The National Retail Federation welcomed bipartisan legislation introduced in the Senate today that would fix a drafting error in the tax reform law that took effect in 2018. The error relating to depreciation rules is delaying job-creating investments in stores and restaurants across the country.
“It’s hard to imagine that an unintended typo in a tax law has created so much uncertainty, but that’s exactly what many American retailers have been dealing with for over a year now,” NRF Senior Vice President for Government Relations David French said. “This error might seem small, but it’s having a large impact on companies that have been forced to delay or cancel improvement projects to stores and restaurants, costing new jobs as a result. Congress has allowed this issue and the economic fallout to fester for too long. We applaud the bipartisan effort of Senators Toomey and Jones to restore investments in our communities, and we urge Congress to move quickly in fixing this tax code typo before more jobs are lost.”
Under the Tax Cuts and Jobs Act, remodeling and other improvements to stores or buildings were supposed to be fully depreciated in the first year the work is done. Instead, a mistake in the legislative language requires that depreciation be done over 39 years. As a result, companies can only deduct 2.5 percent of costs in the year the investment is made and deduct the remaining 97.5 percent over the following 38 years.

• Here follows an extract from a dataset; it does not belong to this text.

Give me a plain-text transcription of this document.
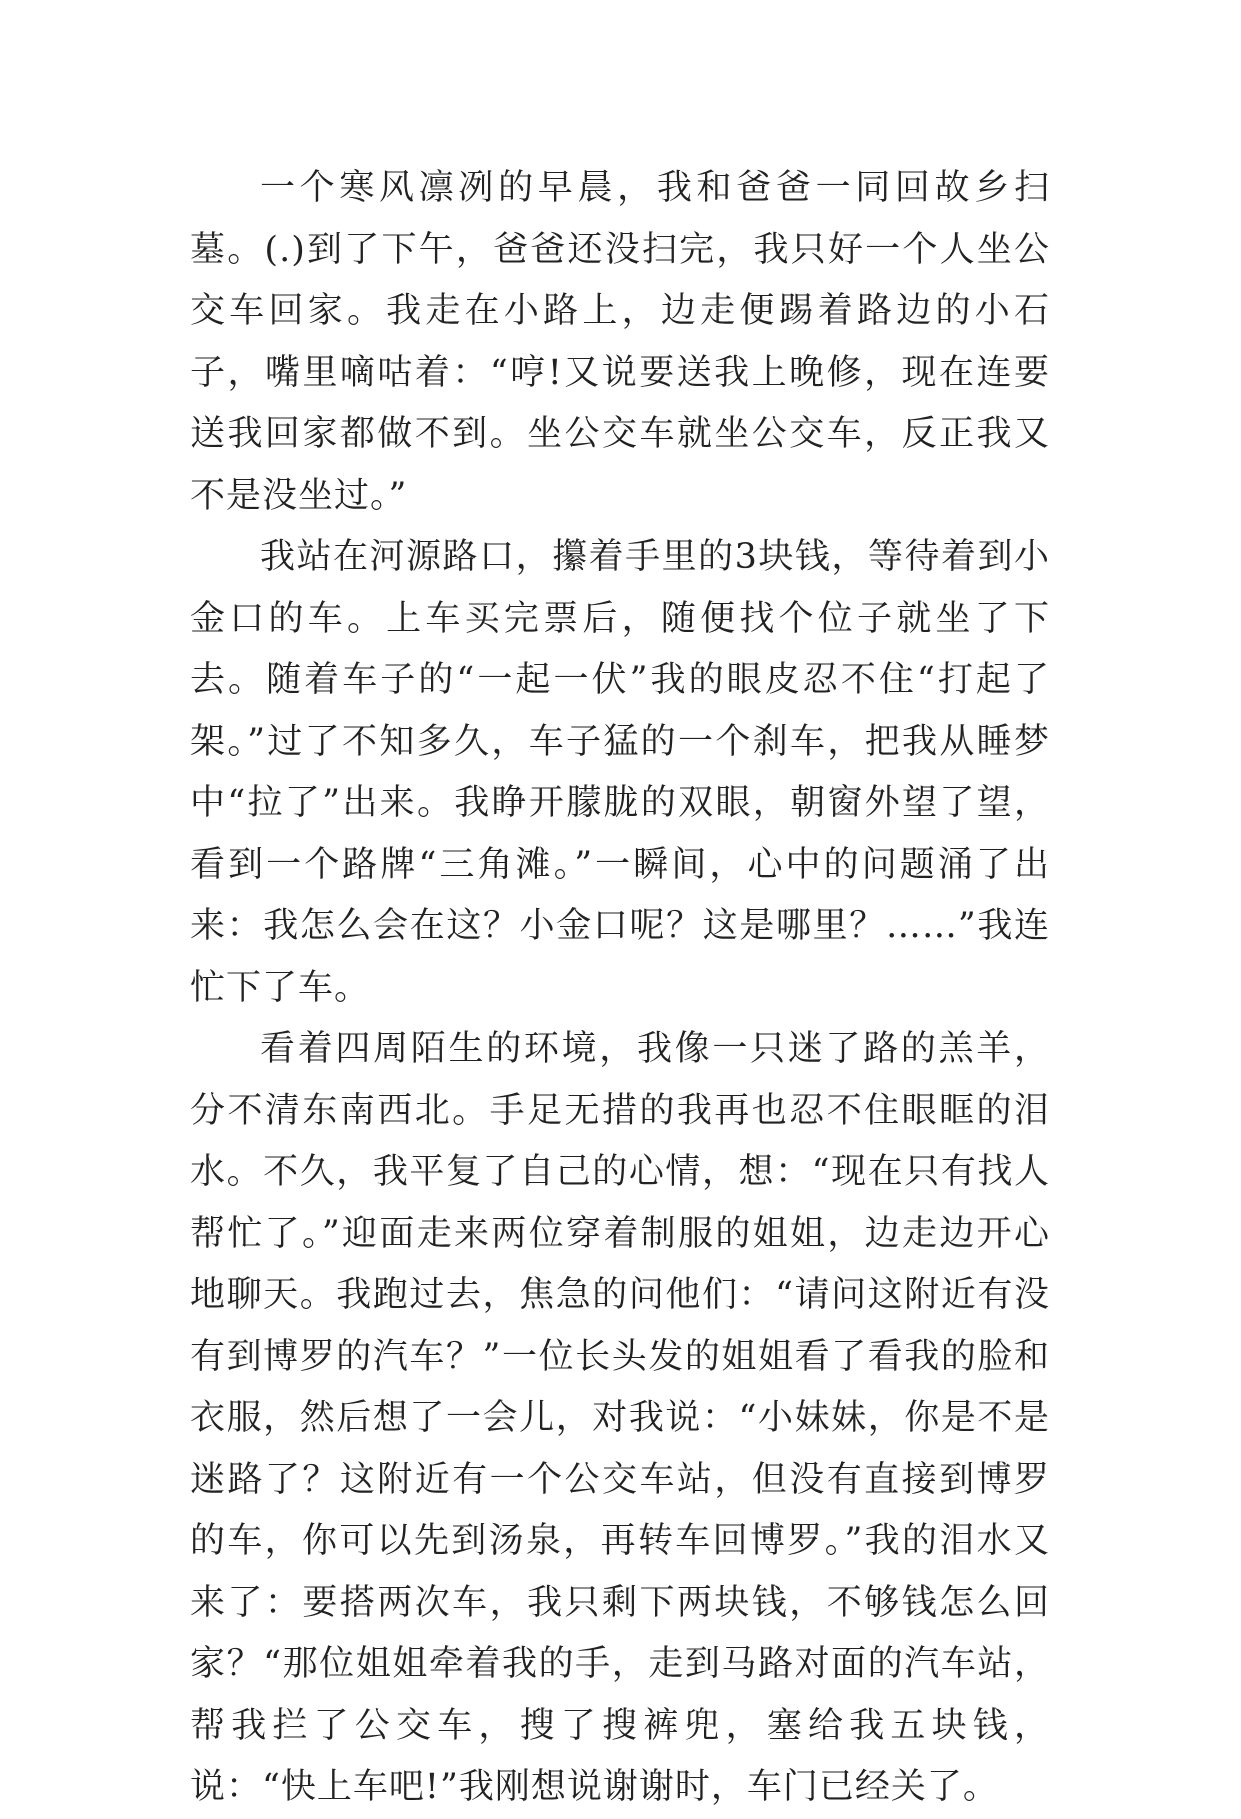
一个寒风凛冽的早晨，我和爸爸一同回故乡扫墓。(.)到了下午，爸爸还没扫完，我只好一个人坐公交车回家。我走在小路上，边走便踢着路边的小石子，嘴里嘀咕着：“哼!又说要送我上晚修，现在连要送我回家都做不到。坐公交车就坐公交车，反正我又不是没坐过。”

我站在河源路口，攥着手里的3块钱，等待着到小金口的车。上车买完票后，随便找个位子就坐了下去。随着车子的“一起一伏”我的眼皮忍不住“打起了架。”过了不知多久，车子猛的一个刹车，把我从睡梦中“拉了”出来。我睁开朦胧的双眼，朝窗外望了望，看到一个路牌“三角滩。”一瞬间，心中的问题涌了出来：我怎么会在这？小金口呢？这是哪里？……”我连忙下了车。

看着四周陌生的环境，我像一只迷了路的羔羊，分不清东南西北。手足无措的我再也忍不住眼眶的泪水。不久，我平复了自己的心情，想：“现在只有找人帮忙了。”迎面走来两位穿着制服的姐姐，边走边开心地聊天。我跑过去，焦急的问他们：“请问这附近有没有到博罗的汽车？”一位长头发的姐姐看了看我的脸和衣服，然后想了一会儿，对我说：“小妹妹，你是不是迷路了？这附近有一个公交车站，但没有直接到博罗的车，你可以先到汤泉，再转车回博罗。”我的泪水又来了：要搭两次车，我只剩下两块钱，不够钱怎么回家？“那位姐姐牵着我的手，走到马路对面的汽车站，帮我拦了公交车，搜了搜裤兜，塞给我五块钱，说：“快上车吧!”我刚想说谢谢时，车门已经关了。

If not for the typo, the critical tax provision could be creating jobs for construction workers, boosting orders for materials and supplies, helping the real estate industry, revitalizing troubled shopping malls and struggling downtowns and creating long-term employment for countless retail and restaurant workers.
The Restoring Investment in Improvements Act, introduced by Sen. Pat Toomey, R-Pa., and Sen. Doug Jones, D-Ala., would correct the error in the tax law and allow retailers and restaurants to write off the full cost of improvement projects immediately, dramatically reducing the expense and making it far more likely that the projects — and the economic benefits that come with them — would go forward.